Ready as I'll ever be

While waiting for summer commencement to begin last Saturday, two of the undergraduates receiving degrees struck up a conversation in the procession line.  I happened to be standing nearby in preparation for leading the march, so I couldn't help but overhear.  One young lady was talking about how she and her fiancee thought they wanted kids, but weren't sure when; the other was making sympathetic noises.  All the  contingencies about jobs, homes, graduate school, and so forth were brought up in more or less detail.

Oh, girls, I thought to myself.  Don't you know that it's no use trying to figure out when you'll be ready to have children?  You'll never be ready enough, and so in a sense, you'll always be as ready as necessary.

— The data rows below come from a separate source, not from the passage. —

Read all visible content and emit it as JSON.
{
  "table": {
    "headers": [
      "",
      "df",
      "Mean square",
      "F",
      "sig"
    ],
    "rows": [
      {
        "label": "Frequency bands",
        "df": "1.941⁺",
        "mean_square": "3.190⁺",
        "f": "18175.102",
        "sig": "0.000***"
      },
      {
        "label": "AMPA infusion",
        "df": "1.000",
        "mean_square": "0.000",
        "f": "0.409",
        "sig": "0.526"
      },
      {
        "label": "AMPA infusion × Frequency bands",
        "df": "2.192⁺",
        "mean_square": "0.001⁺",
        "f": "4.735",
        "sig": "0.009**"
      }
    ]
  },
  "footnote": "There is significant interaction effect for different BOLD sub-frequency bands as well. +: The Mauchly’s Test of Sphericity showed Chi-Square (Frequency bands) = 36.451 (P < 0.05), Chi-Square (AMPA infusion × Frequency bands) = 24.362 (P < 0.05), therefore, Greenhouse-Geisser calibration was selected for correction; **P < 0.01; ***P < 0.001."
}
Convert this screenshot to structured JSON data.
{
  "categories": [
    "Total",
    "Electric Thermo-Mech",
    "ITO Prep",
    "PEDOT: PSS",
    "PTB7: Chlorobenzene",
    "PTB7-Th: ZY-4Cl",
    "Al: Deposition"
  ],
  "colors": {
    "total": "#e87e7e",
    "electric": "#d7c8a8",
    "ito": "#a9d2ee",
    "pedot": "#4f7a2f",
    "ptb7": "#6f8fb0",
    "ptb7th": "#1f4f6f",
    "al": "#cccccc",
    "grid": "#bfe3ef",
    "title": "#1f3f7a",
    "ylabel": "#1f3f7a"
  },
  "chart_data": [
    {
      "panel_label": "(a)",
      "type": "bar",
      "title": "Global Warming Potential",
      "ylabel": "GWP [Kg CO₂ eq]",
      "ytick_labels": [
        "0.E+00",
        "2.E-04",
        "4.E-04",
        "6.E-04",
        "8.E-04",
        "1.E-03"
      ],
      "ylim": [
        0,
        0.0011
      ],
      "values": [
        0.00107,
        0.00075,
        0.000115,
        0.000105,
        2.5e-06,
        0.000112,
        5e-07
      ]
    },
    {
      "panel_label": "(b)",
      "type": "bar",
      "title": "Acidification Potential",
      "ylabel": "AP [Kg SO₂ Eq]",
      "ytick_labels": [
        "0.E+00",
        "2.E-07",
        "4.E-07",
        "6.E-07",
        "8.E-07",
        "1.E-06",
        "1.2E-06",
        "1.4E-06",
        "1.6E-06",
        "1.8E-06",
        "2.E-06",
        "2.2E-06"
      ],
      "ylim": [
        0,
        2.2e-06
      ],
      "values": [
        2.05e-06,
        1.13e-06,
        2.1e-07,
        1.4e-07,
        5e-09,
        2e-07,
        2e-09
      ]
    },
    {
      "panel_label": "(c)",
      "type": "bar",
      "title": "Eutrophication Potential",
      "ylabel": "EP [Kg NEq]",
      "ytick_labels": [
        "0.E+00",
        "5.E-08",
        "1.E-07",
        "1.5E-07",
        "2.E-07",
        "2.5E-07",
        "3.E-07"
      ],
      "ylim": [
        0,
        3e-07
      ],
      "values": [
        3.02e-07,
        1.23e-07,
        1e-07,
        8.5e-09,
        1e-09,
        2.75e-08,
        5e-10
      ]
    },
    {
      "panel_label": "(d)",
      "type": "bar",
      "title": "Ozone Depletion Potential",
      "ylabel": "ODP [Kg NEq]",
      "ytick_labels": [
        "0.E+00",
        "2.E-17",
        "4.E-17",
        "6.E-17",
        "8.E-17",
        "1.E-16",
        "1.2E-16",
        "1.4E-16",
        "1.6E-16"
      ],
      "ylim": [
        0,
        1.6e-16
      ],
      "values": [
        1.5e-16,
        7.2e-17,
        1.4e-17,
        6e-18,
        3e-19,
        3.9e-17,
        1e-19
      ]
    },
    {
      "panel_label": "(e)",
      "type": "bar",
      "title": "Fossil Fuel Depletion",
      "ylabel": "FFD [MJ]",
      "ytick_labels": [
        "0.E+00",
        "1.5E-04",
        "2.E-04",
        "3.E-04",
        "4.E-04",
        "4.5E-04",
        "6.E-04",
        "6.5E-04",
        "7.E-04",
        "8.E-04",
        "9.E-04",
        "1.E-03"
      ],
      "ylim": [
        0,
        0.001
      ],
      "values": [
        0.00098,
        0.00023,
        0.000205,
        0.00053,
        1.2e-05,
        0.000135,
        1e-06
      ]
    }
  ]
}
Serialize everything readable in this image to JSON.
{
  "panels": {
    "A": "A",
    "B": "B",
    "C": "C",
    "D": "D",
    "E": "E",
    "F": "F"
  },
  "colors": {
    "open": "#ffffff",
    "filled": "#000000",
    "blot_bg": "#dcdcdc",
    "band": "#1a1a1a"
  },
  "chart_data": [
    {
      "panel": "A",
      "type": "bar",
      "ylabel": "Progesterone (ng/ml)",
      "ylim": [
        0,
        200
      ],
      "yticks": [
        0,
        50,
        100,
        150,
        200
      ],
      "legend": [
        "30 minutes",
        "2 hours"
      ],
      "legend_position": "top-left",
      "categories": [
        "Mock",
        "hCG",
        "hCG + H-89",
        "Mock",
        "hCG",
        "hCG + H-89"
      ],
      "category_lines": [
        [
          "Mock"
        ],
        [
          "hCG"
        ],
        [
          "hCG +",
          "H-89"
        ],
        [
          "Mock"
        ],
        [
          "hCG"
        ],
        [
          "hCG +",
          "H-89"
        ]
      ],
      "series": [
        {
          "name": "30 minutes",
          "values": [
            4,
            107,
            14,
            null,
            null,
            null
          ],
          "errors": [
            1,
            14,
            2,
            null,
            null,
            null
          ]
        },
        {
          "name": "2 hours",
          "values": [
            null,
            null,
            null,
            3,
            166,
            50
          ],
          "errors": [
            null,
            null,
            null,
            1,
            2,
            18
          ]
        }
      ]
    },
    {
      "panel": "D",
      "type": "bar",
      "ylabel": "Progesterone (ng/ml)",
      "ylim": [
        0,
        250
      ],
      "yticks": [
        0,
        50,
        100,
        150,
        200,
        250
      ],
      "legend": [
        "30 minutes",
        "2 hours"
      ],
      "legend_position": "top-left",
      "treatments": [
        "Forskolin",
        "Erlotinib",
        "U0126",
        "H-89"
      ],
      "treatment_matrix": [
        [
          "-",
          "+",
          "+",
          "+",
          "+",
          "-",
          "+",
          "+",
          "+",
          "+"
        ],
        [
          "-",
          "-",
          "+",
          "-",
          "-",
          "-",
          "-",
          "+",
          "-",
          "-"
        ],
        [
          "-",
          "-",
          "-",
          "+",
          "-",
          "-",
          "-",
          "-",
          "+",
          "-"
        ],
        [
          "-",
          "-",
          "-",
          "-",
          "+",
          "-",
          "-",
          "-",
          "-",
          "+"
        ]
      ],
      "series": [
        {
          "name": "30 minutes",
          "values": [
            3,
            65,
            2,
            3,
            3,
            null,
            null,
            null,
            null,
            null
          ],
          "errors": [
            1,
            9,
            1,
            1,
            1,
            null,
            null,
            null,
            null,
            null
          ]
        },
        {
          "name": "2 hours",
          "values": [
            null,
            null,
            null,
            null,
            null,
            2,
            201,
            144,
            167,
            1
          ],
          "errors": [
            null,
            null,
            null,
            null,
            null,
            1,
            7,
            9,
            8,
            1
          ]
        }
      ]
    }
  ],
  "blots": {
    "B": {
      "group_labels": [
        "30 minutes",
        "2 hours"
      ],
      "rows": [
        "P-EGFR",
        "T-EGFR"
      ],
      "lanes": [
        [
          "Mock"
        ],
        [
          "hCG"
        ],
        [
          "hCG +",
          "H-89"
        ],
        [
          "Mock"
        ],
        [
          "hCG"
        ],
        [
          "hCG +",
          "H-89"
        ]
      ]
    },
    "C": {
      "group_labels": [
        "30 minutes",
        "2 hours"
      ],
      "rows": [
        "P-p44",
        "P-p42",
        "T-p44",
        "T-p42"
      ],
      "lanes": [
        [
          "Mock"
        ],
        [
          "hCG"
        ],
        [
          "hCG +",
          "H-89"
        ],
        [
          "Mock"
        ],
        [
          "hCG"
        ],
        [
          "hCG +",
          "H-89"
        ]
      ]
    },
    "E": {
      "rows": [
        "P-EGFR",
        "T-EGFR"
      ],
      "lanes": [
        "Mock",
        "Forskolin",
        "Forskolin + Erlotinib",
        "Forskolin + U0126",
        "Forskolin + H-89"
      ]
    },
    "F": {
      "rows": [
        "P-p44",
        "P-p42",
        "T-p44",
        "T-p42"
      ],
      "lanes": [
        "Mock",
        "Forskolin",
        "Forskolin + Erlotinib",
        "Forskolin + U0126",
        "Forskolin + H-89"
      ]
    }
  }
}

Nine years ago tonight, Noel drove me to the hospital.  Nine years ago tomorrow, Archer was born.  I was 35 years old, Noel was 30.  We had been married almost six years.  I had a good job, and Noel was building his freelance career.  We were homeowners.  Were we ready?  Not by a long shot -- not for what happened.  Not for a baby who spent a couple of days in the intensive care unit after birth, then returned to the hospital less than a week later for failure to thrive.  Not for a boy who screamed at the incessant blood draws until, by the time an IV had to be inserted into a vein in his scalp, he couldn't even produce any more noise.  Not for a son whose odd habits of spinning toys and lack of language led to a diagnosis of autism at two and a half.

We weren't ready for mixing supplements into breast milk, for speech therapy, for IEPs.  Nor for a child fixated on a calculator or a magnadoodle.  A boy obsessed with numbers, then chess, then maps.  A mathematical prodigy who struggles to understand human motivation and emotion.  An alien in our house whose creative perspective on the world stops us short and fills us with wonder every day.

No one could ever be ready for the decision we had to make shortly after the autism diagnosis about whether we wanted to have another child.  And we weren't ready when our daughter was born to have two children, not any more than we were ready to have one when our family grew for the first time, three years earlier.

There is no perfect moment.  But then, afterwards, there are so many perfect moments that you feel embarrassed at how much you are blessed.  Forge forward boldly.  Wait for the circumstances to be advantageous, but don't wait until you are ready.  Unless you want to wait forever.